On arrive alors à la question la plus importante de toutes. Pourquoi les parents s’inquiètent-ils tant de savoir si leur enfant peut ou non être gay ? Toutes choses égales par ailleurs, je soupçonne que nous aurions du mal à trouver des parents qui préféreraient réellement que leur progéniture soit homosexuelle. Sur le plan de l’évolution, l’homophobie parentale est une évidence : les fils gays et les filles lesbiennes ne sont pas susceptibles de se reproduire (à moins qu’ils ne deviennent créatifs).

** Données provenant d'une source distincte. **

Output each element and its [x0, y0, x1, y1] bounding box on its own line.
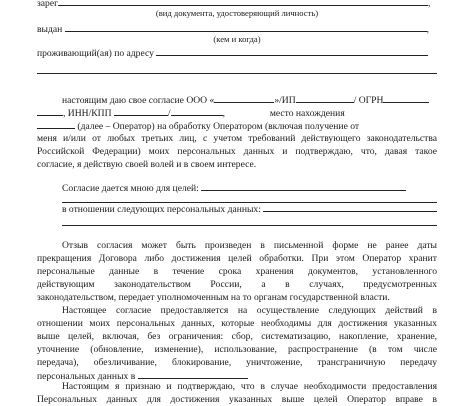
address-field[interactable]	[156, 46, 428, 56]
inn-field[interactable]	[114, 106, 168, 116]
p2-line-6-field[interactable]	[138, 369, 248, 379]
data-continuation-line[interactable]	[62, 225, 437, 226]
purposes-row	[62, 181, 437, 195]
location-field[interactable]	[37, 119, 75, 129]
p2-line-2: отношении моих персональных данных, которые необходимы для достижения указанных	[37, 318, 437, 329]
ogrn-field[interactable]	[383, 93, 429, 103]
data-row	[62, 202, 437, 216]
p1-line-1: Отзыв согласия может быть произведен в письменной форме не ранее даты	[62, 240, 437, 251]
ip-name-field[interactable]	[296, 93, 354, 103]
consent-line-1	[62, 93, 437, 107]
purposes-label: Согласие дается мною для целей:	[62, 183, 199, 194]
row1-prefix: зарег	[37, 0, 59, 9]
identity-document-row: зарег ,	[37, 0, 437, 10]
identity-document-caption: (вид документа, удостоверяющий личность)	[155, 8, 319, 18]
p2-line-1: Настоящее согласие предоставляется на осуществление следующих действий в	[62, 305, 437, 316]
p1-line-2: прекращения Договора либо достижения целей обработки. При этом Оператор хранит	[37, 253, 437, 264]
address-continuation-line[interactable]	[37, 73, 437, 74]
p1-line-3: персональные данные в течение срока хранения документов, установленного	[37, 266, 437, 277]
consent-line-6: согласие, я действую своей волей и в своем интересе.	[37, 159, 257, 170]
p3-line-1: Настоящим я признаю и подтверждаю, что в случае необходимости предоставления	[62, 381, 437, 392]
p2-line-3: выше целей, включая, без ограничения: сбор, систематизацию, накопление, хранение,	[37, 331, 437, 342]
p3-line-2: Персональных данных для достижения указанных выше целей Оператор вправе в	[37, 394, 437, 405]
consent-text: настоящим даю свое согласие ООО «	[62, 95, 215, 106]
issued-by-caption: (кем и когда)	[213, 34, 261, 44]
purposes-field[interactable]	[201, 181, 406, 191]
consent-text: /	[167, 108, 171, 119]
consent-line-4: меня и/или от любых третьих лиц, с учетом требований действующего законодательства	[37, 133, 437, 144]
data-field[interactable]	[263, 202, 437, 212]
company-name-field[interactable]	[214, 93, 274, 103]
consent-line-3	[37, 119, 437, 133]
p1-line-5: законодательством, передает уполномоченным на то органам государственной власти.	[37, 292, 390, 303]
issued-by-label: выдан	[37, 24, 63, 35]
consent-text: (далее – Оператор) на обработку Оператором (включая получение от	[77, 121, 360, 132]
consent-line-5: Российской Федерации) моих персональных данных и подтверждаю, что, давая такое	[37, 146, 437, 157]
consent-line-2: , ИНН/КПП / , место нахождения	[37, 106, 437, 120]
p2-line-5: передача), обезличивание, блокирование, уничтожение, трансграничную передачу	[37, 357, 437, 368]
consent-text: »/ИП	[274, 95, 296, 106]
consent-text: место нахождения	[269, 108, 345, 119]
address-label: проживающий(ая) по адресу	[37, 48, 154, 59]
p2-line-4: уточнение (обновление, изменение), использование, распространение (в том числе	[37, 344, 437, 355]
identity-document-field[interactable]	[58, 0, 428, 6]
address-row	[37, 46, 437, 60]
consent-text: ,	[222, 108, 225, 119]
issued-by-field[interactable]	[65, 22, 427, 32]
data-label: в отношении следующих персональных данных:	[62, 204, 261, 215]
issued-by-row: выдан ,	[37, 24, 430, 35]
p2-line-6-text: персональных данных в	[37, 371, 136, 382]
consent-text: ИНН/КПП	[67, 108, 112, 119]
p1-line-4: действующим законодательством России, а в случаях, предусмотренных	[37, 279, 437, 290]
consent-text: / ОГРН	[353, 95, 384, 106]
ogrn-field-cont[interactable]	[37, 106, 63, 116]
kpp-field[interactable]	[171, 106, 223, 116]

Mais gardez cela à l’esprit, parents, il existe d’autres façons pour votre enfant de contribuer à votre succès génétique global que la reproduction sexuelle humdrum. Je ne sais pas combien d’argent ou de célébrité résiduelle ruisselle sur, disons, les proches parents de k. d. lang, Elton John et Rachel Maddow, mais je ne peux qu’imaginer que ces parents hétéros sont bien mieux lotis en termes de leurs propres opportunités de reproduction qu’ils ne le seraient sans un homosexuel se balançant si magnifiquement sur leurs arbres généalogiques. Donc, cultivez les talents natifs de votre petit préhomosexuel, et votre gain génétique ultime pourrait, étrangement, être encore plus important avec un enfant gay très spécial qu’il ne le serait si 10 médiocres rejetons hétéros sautaient de vos reins.

Si les chercheurs finissent par perfectionner la prévision de l’orientation sexuelle adulte chez les enfants, les parents voudront-ils le savoir ? Je peux dire, en tant que pipsqueak autrefois préhomosexuel, qu’une certaine préparation de la part des autres m’aurait facilité la tâche, plutôt que de craindre constamment le rejet ou de s’inquiéter d’un dérapage imprudent menant à mon « exposition ». Cela m’aurait au moins évité toutes ces questions gênantes et incessantes pendant mon adolescence sur les raisons pour lesquelles je ne sortais pas avec une jolie fille (ou les questions de la jolie fille sur les raisons pour lesquelles je sortais avec elle et rejetais ses avances).

Et autre chose : il doit être assez difficile de regarder dans les yeux limpides de votre bambin préhomosexuel, de balayer les miettes de biscuits sur sa joue et de le jeter à la rue parce qu’il est gay.

D’ailleurs, il n’y a pas de quoi se plaindre.